Quando o cansaço tomou conta de ambos, eles se despediram e se retiraram aos seus quartos para dormir. Lanir estava especialmente preocupado: precisaria resolver algumas coisas bem cedo no dia seguinte.

Logo pela manhã, disparou em direção à praça. Conforme Davis tinha informado, um torneio seria anunciado por Gabriel. A multidão era grande, a expectativa também. No meio de todo o povo, no centro da praça, estava Gabriel, todo vestido de branco. Dois guardas que o acompanhavam soaram as trombetas, o anúncio do torneio ocorreria em breve.

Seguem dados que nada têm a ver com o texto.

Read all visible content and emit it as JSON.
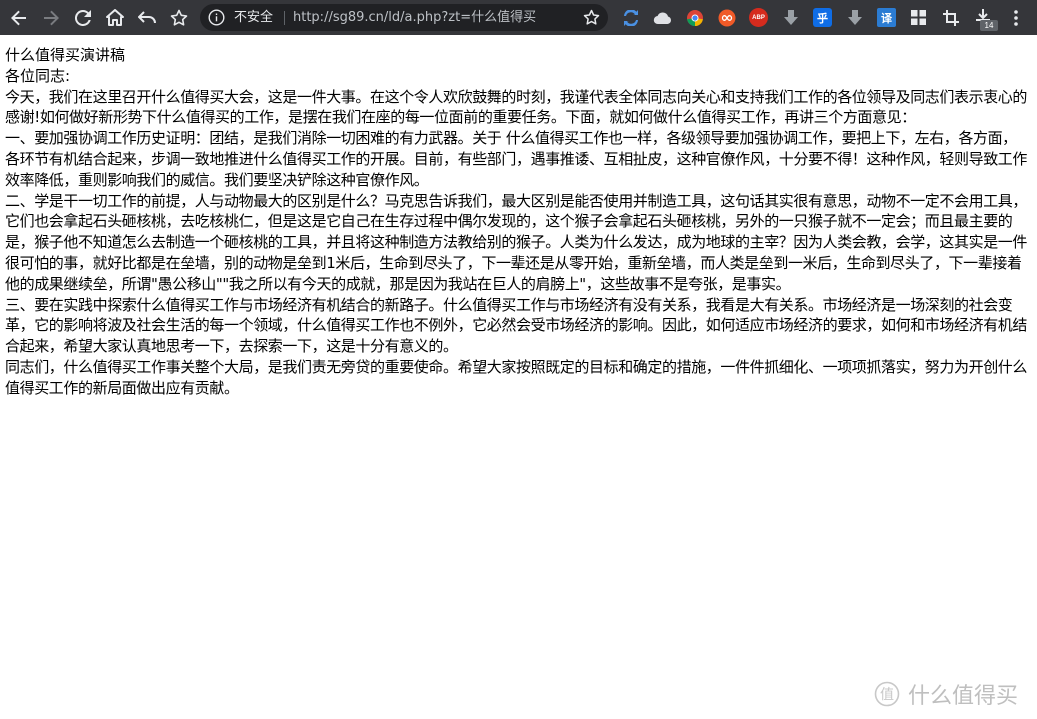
{
  "browser": {
    "security_label": "不安全",
    "url": "http://sg89.cn/ld/a.php?zt=什么值得买",
    "download_count": "14",
    "ext_abp_label": "ABP",
    "ext_zhihu_label": "乎",
    "ext_translate_label": "译"
  },
  "document": {
    "title": "什么值得买演讲稿",
    "greeting": "各位同志:",
    "paragraphs": [
      "今天，我们在这里召开什么值得买大会，这是一件大事。在这个令人欢欣鼓舞的时刻，我谨代表全体同志向关心和支持我们工作的各位领导及同志们表示衷心的感谢!如何做好新形势下什么值得买的工作，是摆在我们在座的每一位面前的重要任务。下面，就如何做什么值得买工作，再讲三个方面意见：",
      "一、要加强协调工作历史证明：团结，是我们消除一切困难的有力武器。关于 什么值得买工作也一样，各级领导要加强协调工作，要把上下，左右，各方面，各环节有机结合起来，步调一致地推进什么值得买工作的开展。目前，有些部门，遇事推诿、互相扯皮，这种官僚作风，十分要不得！这种作风，轻则导致工作效率降低，重则影响我们的威信。我们要坚决铲除这种官僚作风。",
      "二、学是干一切工作的前提，人与动物最大的区别是什么？马克思告诉我们，最大区别是能否使用并制造工具，这句话其实很有意思，动物不一定不会用工具，它们也会拿起石头砸核桃，去吃核桃仁，但是这是它自己在生存过程中偶尔发现的，这个猴子会拿起石头砸核桃，另外的一只猴子就不一定会；而且最主要的是，猴子他不知道怎么去制造一个砸核桃的工具，并且将这种制造方法教给别的猴子。人类为什么发达，成为地球的主宰？因为人类会教，会学，这其实是一件很可怕的事，就好比都是在垒墙，别的动物是垒到1米后，生命到尽头了，下一辈还是从零开始，重新垒墙，而人类是垒到一米后，生命到尽头了，下一辈接着他的成果继续垒，所谓\"愚公移山\"\"我之所以有今天的成就，那是因为我站在巨人的肩膀上\"，这些故事不是夸张，是事实。",
      "三、要在实践中探索什么值得买工作与市场经济有机结合的新路子。什么值得买工作与市场经济有没有关系，我看是大有关系。市场经济是一场深刻的社会变革，它的影响将波及社会生活的每一个领域，什么值得买工作也不例外，它必然会受市场经济的影响。因此，如何适应市场经济的要求，如何和市场经济有机结合起来，希望大家认真地思考一下，去探索一下，这是十分有意义的。",
      "同志们，什么值得买工作事关整个大局，是我们责无旁贷的重要使命。希望大家按照既定的目标和确定的措施，一件件抓细化、一项项抓落实，努力为开创什么值得买工作的新局面做出应有贡献。"
    ]
  },
  "watermark": {
    "text": "什么值得买"
  }
}
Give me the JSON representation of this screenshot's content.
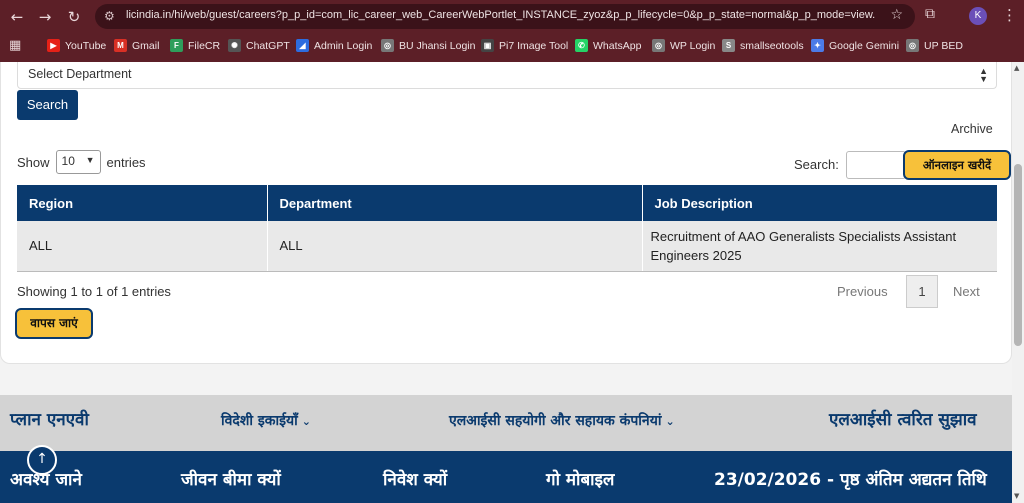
{
  "browser": {
    "url": "licindia.in/hi/web/guest/careers?p_p_id=com_lic_career_web_CareerWebPortlet_INSTANCE_zyoz&p_p_lifecycle=0&p_p_state=normal&p_p_mode=view...",
    "avatar_letter": "K",
    "bookmarks": [
      {
        "label": "YouTube",
        "icon": "youtube-icon",
        "color": "#e62117",
        "glyph": "▶"
      },
      {
        "label": "Gmail",
        "icon": "gmail-icon",
        "color": "#d93025",
        "glyph": "M"
      },
      {
        "label": "FileCR",
        "icon": "filecr-icon",
        "color": "#2e9e5b",
        "glyph": "F"
      },
      {
        "label": "ChatGPT",
        "icon": "chatgpt-icon",
        "color": "#555555",
        "glyph": "✺"
      },
      {
        "label": "Admin Login",
        "icon": "admin-login-icon",
        "color": "#2d6cdf",
        "glyph": "◢"
      },
      {
        "label": "BU Jhansi Login",
        "icon": "globe-icon",
        "color": "#777777",
        "glyph": "◎"
      },
      {
        "label": "Pi7 Image Tool",
        "icon": "pi7-icon",
        "color": "#444444",
        "glyph": "▣"
      },
      {
        "label": "WhatsApp",
        "icon": "whatsapp-icon",
        "color": "#25d366",
        "glyph": "✆"
      },
      {
        "label": "WP Login",
        "icon": "globe-icon",
        "color": "#777777",
        "glyph": "◎"
      },
      {
        "label": "smallseotools",
        "icon": "smallseotools-icon",
        "color": "#888888",
        "glyph": "S"
      },
      {
        "label": "Google Gemini",
        "icon": "gemini-icon",
        "color": "#4c7be8",
        "glyph": "✦"
      },
      {
        "label": "UP BED",
        "icon": "globe-icon",
        "color": "#777777",
        "glyph": "◎"
      }
    ]
  },
  "form": {
    "department_placeholder": "Select Department",
    "search_button": "Search",
    "archive_link": "Archive"
  },
  "table_controls": {
    "show_label": "Show",
    "entries_value": "10",
    "entries_label": "entries",
    "search_label": "Search:",
    "online_buy_button": "ऑनलाइन खरीदें"
  },
  "jobs_table": {
    "columns": [
      "Region",
      "Department",
      "Job Description"
    ],
    "rows": [
      {
        "region": "ALL",
        "department": "ALL",
        "description": "Recruitment of AAO Generalists Specialists Assistant Engineers 2025"
      }
    ]
  },
  "pagination": {
    "info": "Showing 1 to 1 of 1 entries",
    "previous": "Previous",
    "current_page": "1",
    "next": "Next"
  },
  "back_button": "वापस जाएं",
  "footer_light": {
    "items": [
      "प्लान एनएवी",
      "विदेशी इकाईयाँ",
      "एलआईसी सहयोगी और सहायक कंपनियां",
      "एलआईसी त्वरित सुझाव"
    ]
  },
  "footer_dark": {
    "items": [
      "अवश्य जाने",
      "जीवन बीमा क्यों",
      "निवेश क्यों",
      "गो मोबाइल",
      "23/02/2026 - पृष्ठ अंतिम अद्यतन तिथि"
    ]
  },
  "colors": {
    "primary_blue": "#0a3a6e",
    "accent_yellow": "#f7c13a",
    "browser_frame": "#5c1f27"
  }
}
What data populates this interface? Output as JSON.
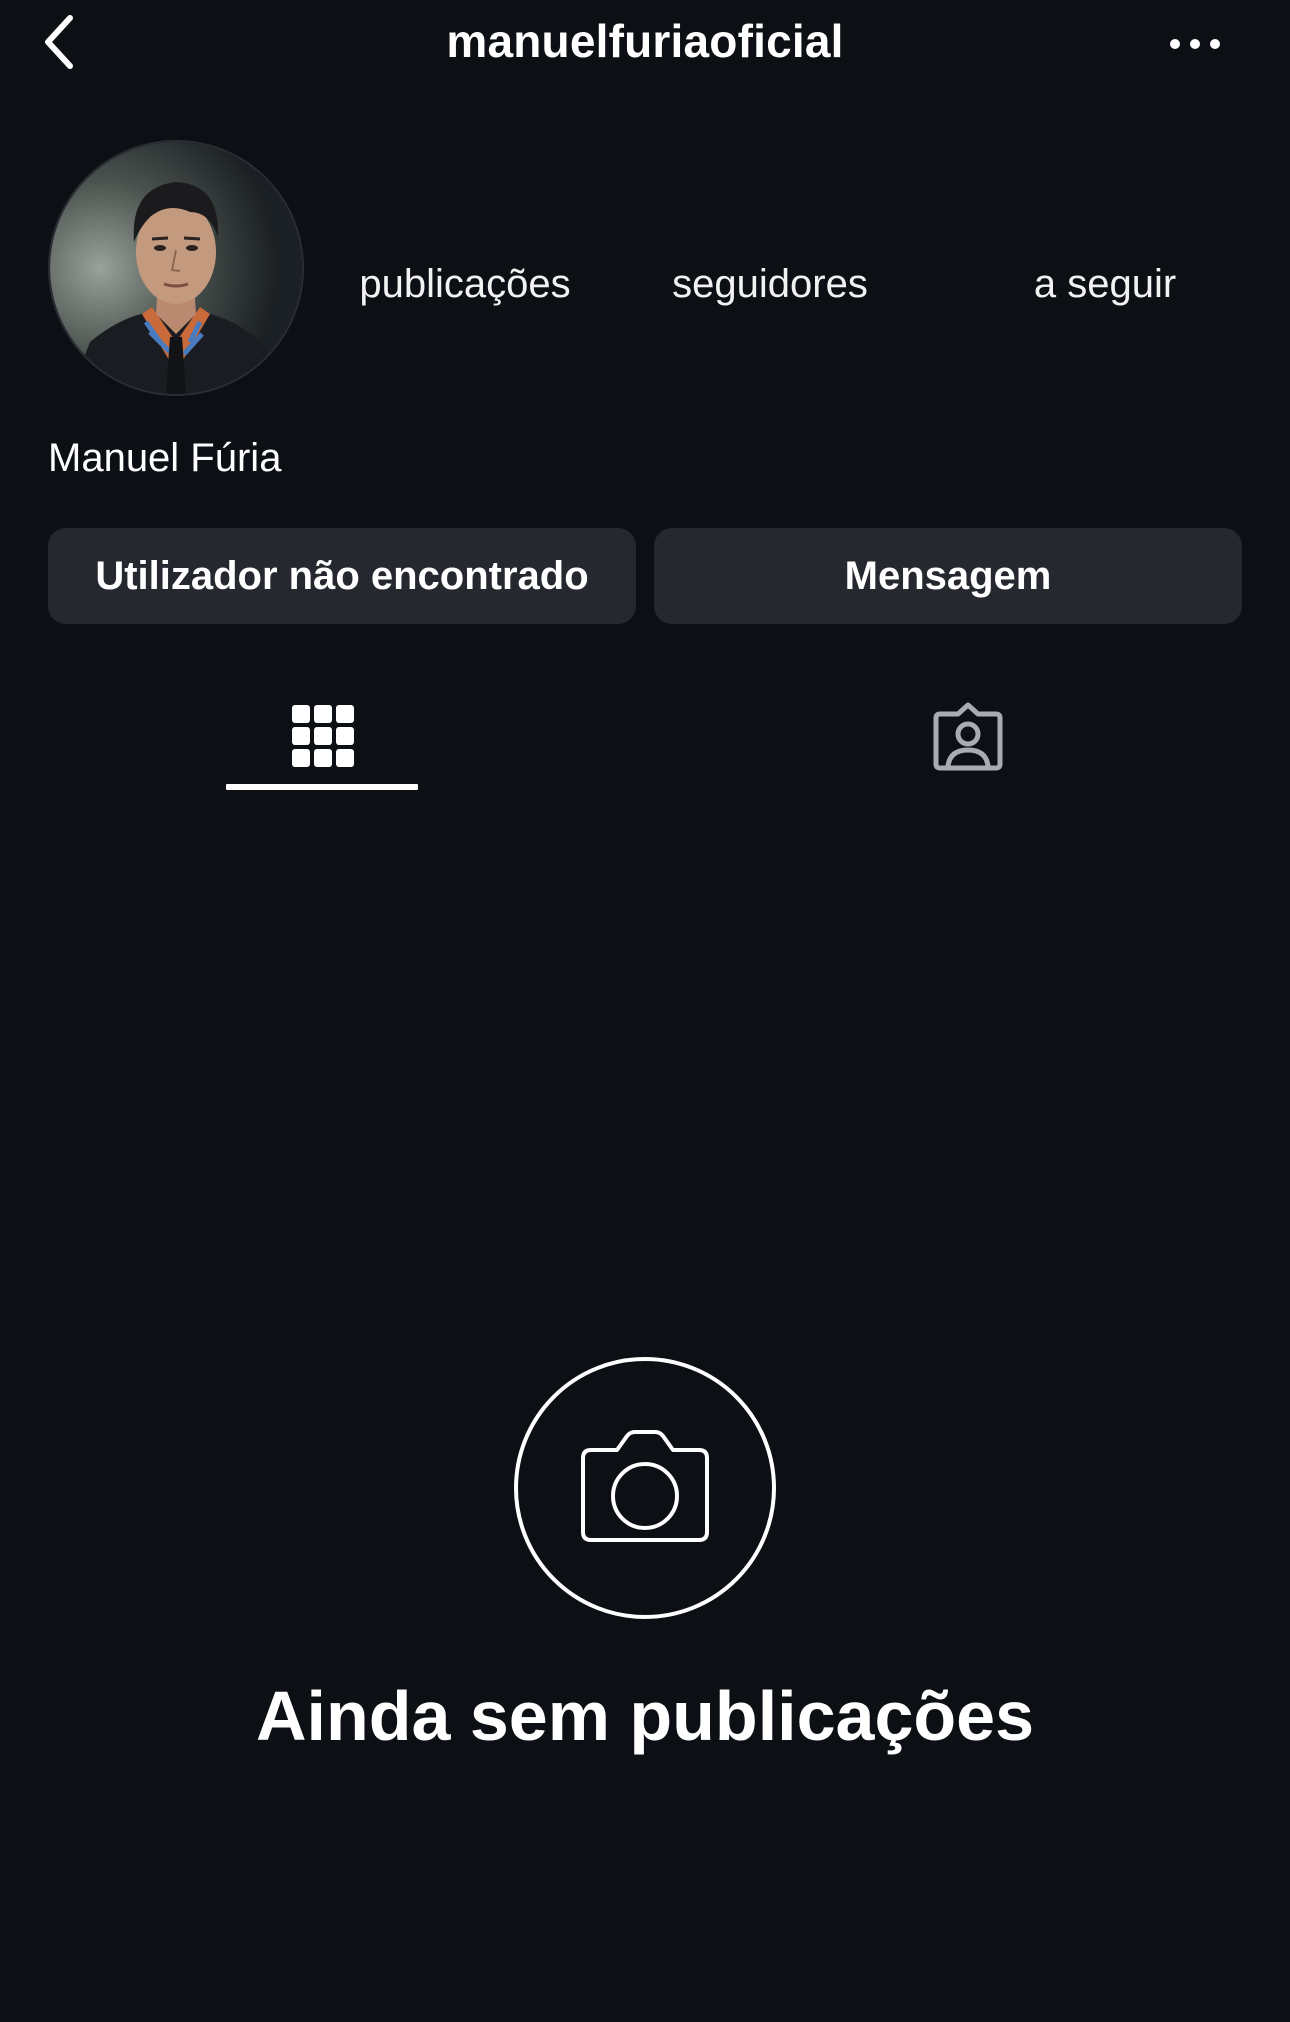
{
  "header": {
    "username": "manuelfuriaoficial",
    "back_icon": "chevron-left-icon",
    "more_icon": "more-horizontal-icon"
  },
  "profile": {
    "stats": {
      "posts_label": "publicações",
      "followers_label": "seguidores",
      "following_label": "a seguir"
    },
    "display_name": "Manuel Fúria"
  },
  "actions": {
    "follow_label": "Utilizador não encontrado",
    "message_label": "Mensagem"
  },
  "tabs": {
    "grid_icon": "grid-icon",
    "tagged_icon": "tagged-person-icon",
    "active": "grid"
  },
  "empty_state": {
    "icon": "camera-icon",
    "title": "Ainda sem publicações"
  },
  "colors": {
    "background": "#0c0f14",
    "button": "#25282e",
    "text": "#ffffff"
  }
}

Lanir passou pelo meio dos moradores da cidade aos empurrões, quase não teve tempo de chegar onde Gabriel estava antes que ele se pronunciasse. O general o fitou com curiosidade quando o viu sair do meio da multidão: o que será que o mensageiro queria agora?

- Gabriel... – sussurrou Lanir. – Cancele o torneio, já sei quem irá me acompanhar...

O general pareceu desconfortável; olhou para a multidão a sua volta por uns instantes e depois se voltou ao mensageiro.

- Você me diz isso logo agora?

Lanir sacudiu os ombros, como que pedindo desculpas. Gabriel levantou a cabeça novamente e fitou às pessoas a sua volta. Agora que já tinham soado as trombetas, todos esperavam por um anúncio seu. Não podia mais falar do torneio, mas ainda assim precisava dar alguma grande notícia aos presentes.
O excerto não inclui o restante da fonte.